Development
Fitting a full-scale Gran Turismo on the PSP platform was a challenge for Polyphony Digital. Series director Kazunori Yamauchi stated that the main problem was trying to fit the game in such a small memory space. Regardless, Gran Turismo runs at 60 frames per second (rare for a portable title) and takes up only 1GB of storage.
Originally named Gran Turismo 4 Mobile, the game was initially to have a release date sometime in April 2005 — however, it was notably absent from the 2004 Tokyo Game Show and then from E3 2005, a year after it was first announced. At the end of 2005, Sony Computer Entertainment announced that the game would be pushed back to sometime in 2006. Despite no news for most of 2006, Kazunori Yamauchi assured audiences that Gran Turismo for the PSP was still in development and on its way.

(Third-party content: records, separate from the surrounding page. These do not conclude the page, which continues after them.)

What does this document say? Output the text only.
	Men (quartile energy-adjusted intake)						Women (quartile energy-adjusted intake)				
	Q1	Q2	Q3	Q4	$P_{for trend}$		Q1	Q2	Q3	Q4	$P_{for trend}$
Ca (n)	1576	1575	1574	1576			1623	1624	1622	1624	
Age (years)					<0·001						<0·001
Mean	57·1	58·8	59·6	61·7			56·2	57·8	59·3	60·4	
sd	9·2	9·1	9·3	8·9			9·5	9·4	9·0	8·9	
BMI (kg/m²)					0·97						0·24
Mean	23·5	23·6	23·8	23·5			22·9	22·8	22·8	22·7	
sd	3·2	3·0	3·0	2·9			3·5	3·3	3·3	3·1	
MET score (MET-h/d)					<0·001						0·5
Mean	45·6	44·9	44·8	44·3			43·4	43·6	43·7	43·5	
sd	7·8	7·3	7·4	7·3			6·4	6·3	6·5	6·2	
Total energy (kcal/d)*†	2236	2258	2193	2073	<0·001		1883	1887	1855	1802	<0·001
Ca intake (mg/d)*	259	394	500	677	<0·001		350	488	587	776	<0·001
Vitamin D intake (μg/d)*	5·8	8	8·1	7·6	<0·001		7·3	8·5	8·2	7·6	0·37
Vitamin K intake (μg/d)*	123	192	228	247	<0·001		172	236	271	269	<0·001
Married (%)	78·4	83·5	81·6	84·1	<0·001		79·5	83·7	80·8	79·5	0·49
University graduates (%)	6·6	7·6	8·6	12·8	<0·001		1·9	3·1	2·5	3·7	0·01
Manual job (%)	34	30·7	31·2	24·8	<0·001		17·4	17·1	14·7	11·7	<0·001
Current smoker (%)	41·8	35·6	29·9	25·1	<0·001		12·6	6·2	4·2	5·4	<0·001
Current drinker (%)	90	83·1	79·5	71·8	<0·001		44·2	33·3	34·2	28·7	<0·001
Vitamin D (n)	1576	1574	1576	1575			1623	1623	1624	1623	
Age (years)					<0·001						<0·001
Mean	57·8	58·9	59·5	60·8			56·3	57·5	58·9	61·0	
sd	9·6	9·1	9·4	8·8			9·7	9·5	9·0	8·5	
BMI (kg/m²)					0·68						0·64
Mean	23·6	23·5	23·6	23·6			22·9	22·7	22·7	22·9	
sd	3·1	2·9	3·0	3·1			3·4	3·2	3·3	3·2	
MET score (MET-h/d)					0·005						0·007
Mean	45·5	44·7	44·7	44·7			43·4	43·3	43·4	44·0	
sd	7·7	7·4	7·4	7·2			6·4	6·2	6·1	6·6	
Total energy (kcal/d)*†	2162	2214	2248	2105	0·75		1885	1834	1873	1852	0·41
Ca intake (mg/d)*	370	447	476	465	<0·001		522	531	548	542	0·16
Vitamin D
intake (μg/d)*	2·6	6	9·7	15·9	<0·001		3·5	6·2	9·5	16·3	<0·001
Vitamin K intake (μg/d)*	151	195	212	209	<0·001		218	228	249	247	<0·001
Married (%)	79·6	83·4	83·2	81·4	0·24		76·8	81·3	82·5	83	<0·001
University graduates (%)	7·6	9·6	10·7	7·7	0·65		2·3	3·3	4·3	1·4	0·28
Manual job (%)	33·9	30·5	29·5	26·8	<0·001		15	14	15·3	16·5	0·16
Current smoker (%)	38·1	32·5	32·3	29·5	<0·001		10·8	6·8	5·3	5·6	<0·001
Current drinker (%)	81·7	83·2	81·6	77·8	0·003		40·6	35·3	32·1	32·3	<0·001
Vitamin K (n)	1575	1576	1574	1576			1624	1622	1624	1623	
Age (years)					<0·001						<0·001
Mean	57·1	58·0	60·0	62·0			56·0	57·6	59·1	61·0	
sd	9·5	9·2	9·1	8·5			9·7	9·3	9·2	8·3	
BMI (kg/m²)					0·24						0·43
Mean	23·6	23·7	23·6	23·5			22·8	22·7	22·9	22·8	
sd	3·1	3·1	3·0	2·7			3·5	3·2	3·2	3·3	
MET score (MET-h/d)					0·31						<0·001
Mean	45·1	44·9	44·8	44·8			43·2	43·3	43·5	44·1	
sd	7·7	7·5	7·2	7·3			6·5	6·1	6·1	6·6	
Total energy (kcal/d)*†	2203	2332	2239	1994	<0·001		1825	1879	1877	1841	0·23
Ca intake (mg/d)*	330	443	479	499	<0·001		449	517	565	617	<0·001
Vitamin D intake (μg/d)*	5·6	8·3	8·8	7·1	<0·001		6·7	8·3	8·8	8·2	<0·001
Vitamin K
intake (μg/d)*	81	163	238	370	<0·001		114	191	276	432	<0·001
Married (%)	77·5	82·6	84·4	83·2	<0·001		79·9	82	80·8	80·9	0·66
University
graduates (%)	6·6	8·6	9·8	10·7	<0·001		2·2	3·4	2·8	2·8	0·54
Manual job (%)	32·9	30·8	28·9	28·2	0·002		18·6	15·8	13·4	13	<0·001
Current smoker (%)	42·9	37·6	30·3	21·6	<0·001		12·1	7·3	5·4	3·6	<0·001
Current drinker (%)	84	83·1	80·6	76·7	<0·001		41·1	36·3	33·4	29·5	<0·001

In April 2008, Yamauchi stated that developing Gran Turismo 5 on the PlayStation 3 "took much more time and effort and this was because loads of new stylish cars have started to come out so it took longer to develop than we had first imagined," and that it was unlikely the PSP version would be released by the end of 2008. A version of Gran Turismo for the PSP was shown during Sony's E3 2009 keynote on June 2, 2009. Called simply Gran Turismo its October 1, 2009 release date coincides with the launch of the PSP Go (announced at the same conference). Yamauchi discussed many reasons for the delays, with one of them being Polyphony Digital's busy schedule with releases of Gran Turismo 4, Tourist Trophy, Gran Turismo HD, and Gran Turismo 5 Prologue during the time of Gran Turismo's development. The company also refused to outsource the game to another developer describing that move as, "unthinkable." Yamauchi also considered other names for the PSP game, either Gran Turismo Spyder or Gran Turismo Portable, but decided at the end to name it just Gran Turismo because he wanted people to know that it was a "fully-specced Gran Turismo."